Chattanooga Times Free Press

White House report blasts Chinese ‘hostile activities’

- BY DEB RIECHMANN

WASHINGTON — Beyond its hard-hitting rhetoric against China over its handling of the coronaviru­s, the White House on Wednesday issued a broad-scale attack on Beijing’s predatory economic policies, military buildup, disinforma­tion campaigns and human rights violations.

The 20-page report does not signal a shift in U.S. policy, according to a senior administra­tion official, who was not authorized to publicly discuss the report and spoke only on condition of anonymity, but it expands on Trump’s get-tough rhetoric that he hopes will resonate with voters angry about China’s handling of the disease outbreak that has left tens of millions of Americans out of work.

“The media’s focus on the current pandemic risks missing the bigger picture of the challenge that’s presented by the Chinese Communist Party,” Secretary of State Mike Pompeo said Wednesday before the White House released its report.

“China’s been ruled by a brutal, authoritar­ian regime, a communist regime since 1949. For several decades, we thought the regime would become more like us — through trade, scientific exchanges, diplomatic outreach, letting them in the World Trade Organizati­on as a developing nation. That didn’t happen,” he said. “We greatly underestim­ated the degree to which Beijing is ideologica­lly and politicall­y hostile to free nations. The whole world is waking up to that fact.”

Later in the day, the State Department announced that it had approved the sale of advanced torpedoes to the Taiwanese military, a move sure to draw a rebuke from Beijing, which regards the island as a renegade province. The department said it had informed Congress of the $180 million sale of heavyweigh­t torpedoes, spare parts, support and testing equipment , which “will help improve the security of [Taiwan] and assist in maintainin­g political stability, military balance, and economic progress in the region.”

While pushing back on China, Trump has sometimes uttered contradict­ory statements. He has talked about having a great personal relationsh­ip with Chinese President Xi Jinping, yet has repeatedly denounced China for not doing more to stop the virus from spreading across the world. He’ll criticize China, then say he wants Beijing to sign Phase II of a trade deal and join the United States and Russia in a three-way nuclear arms control treaty.

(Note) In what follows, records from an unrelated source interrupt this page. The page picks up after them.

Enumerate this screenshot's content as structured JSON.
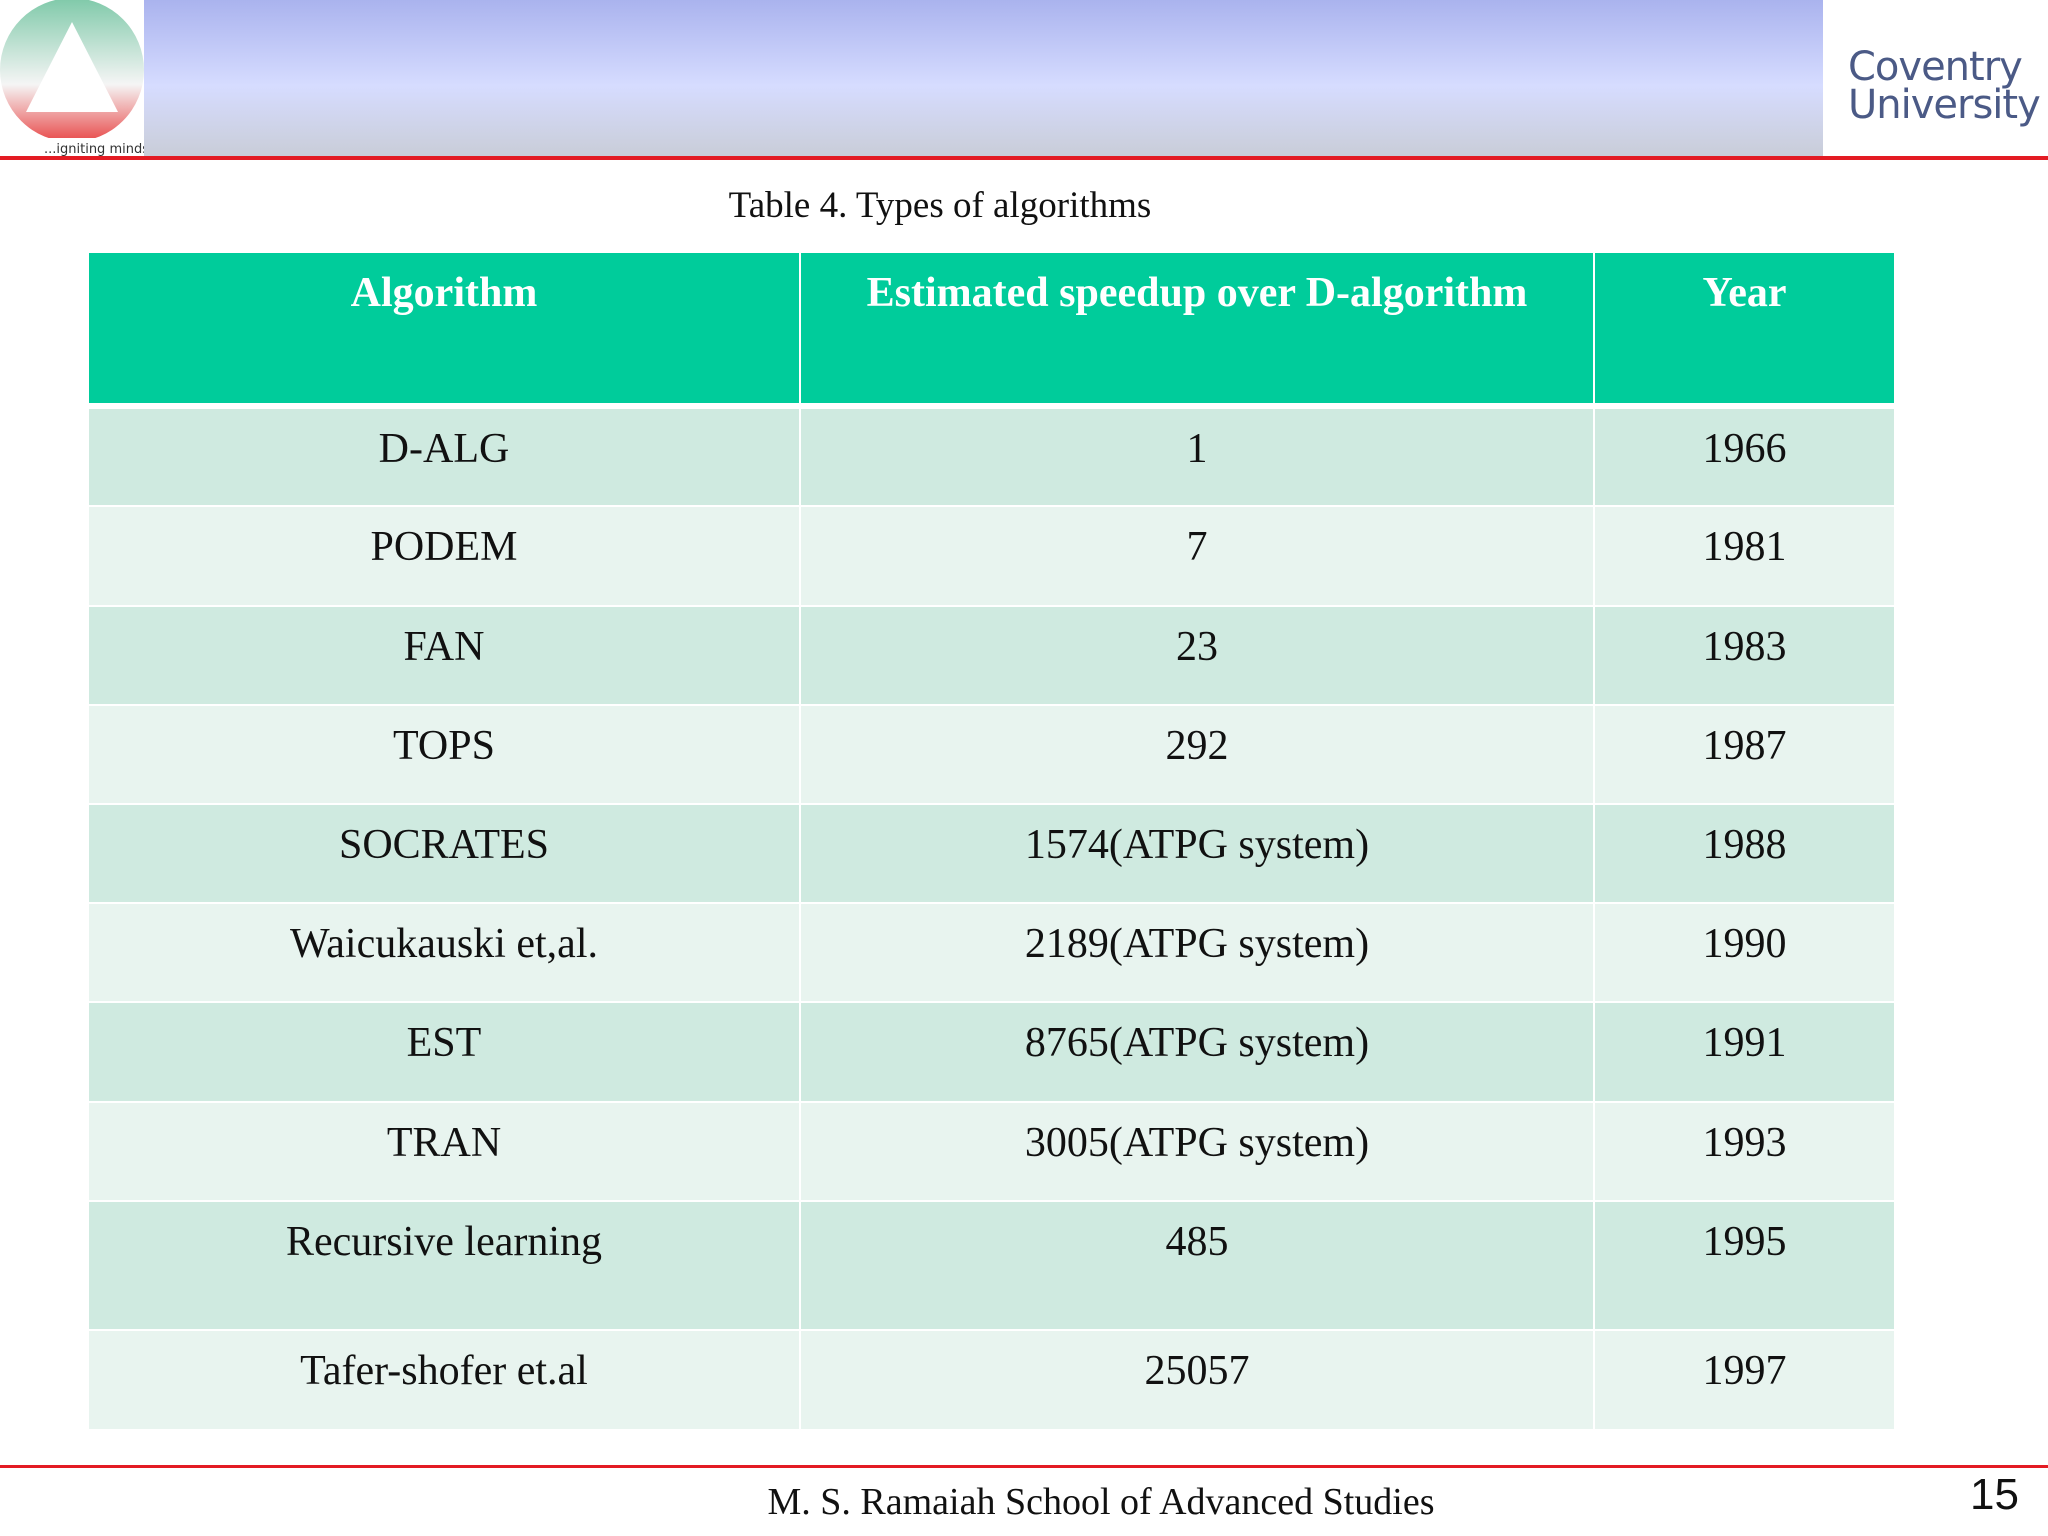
{
  "header": {
    "left_logo_text": "...igniting minds",
    "right_logo": [
      "Coventry",
      "University"
    ]
  },
  "table": {
    "caption": "Table 4. Types of algorithms",
    "columns": [
      "Algorithm",
      "Estimated  speedup over D-algorithm",
      "Year"
    ],
    "rows": [
      [
        "D-ALG",
        "1",
        "1966"
      ],
      [
        "PODEM",
        "7",
        "1981"
      ],
      [
        "FAN",
        "23",
        "1983"
      ],
      [
        "TOPS",
        "292",
        "1987"
      ],
      [
        "SOCRATES",
        "1574(ATPG system)",
        "1988"
      ],
      [
        "Waicukauski et,al.",
        "2189(ATPG system)",
        "1990"
      ],
      [
        "EST",
        "8765(ATPG system)",
        "1991"
      ],
      [
        "TRAN",
        "3005(ATPG system)",
        "1993"
      ],
      [
        "Recursive learning",
        "485",
        "1995"
      ],
      [
        "Tafer-shofer et.al",
        "25057",
        "1997"
      ]
    ]
  },
  "footer": {
    "text": "M. S. Ramaiah School of Advanced Studies",
    "page": "15"
  }
}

In the past 20 years, the U.S. believed that if it opened its markets wider, invested more money in China, and provided greater access to top U.S. technology and training for Chinese military officers that somehow this would cause China to liberalize, the official said.

Instead, China is more authoritar­ian than at any time since Beijing killed anti-government protesters on Tiananmen Square in 1989, and the Chinese Communist Party is increasing­ly asserting its political ideas across the globe.

The U.S. and China establishe­d diplomatic relations during the Nixon administra­tion.

“More than 40 years later, it has become evident that this approach underestim­ated the will of the Chinese Communist Party to constrain the scope of economic and political reform in China,” the report said. “Over the past two decades, reforms have slowed, stalled, or reversed.”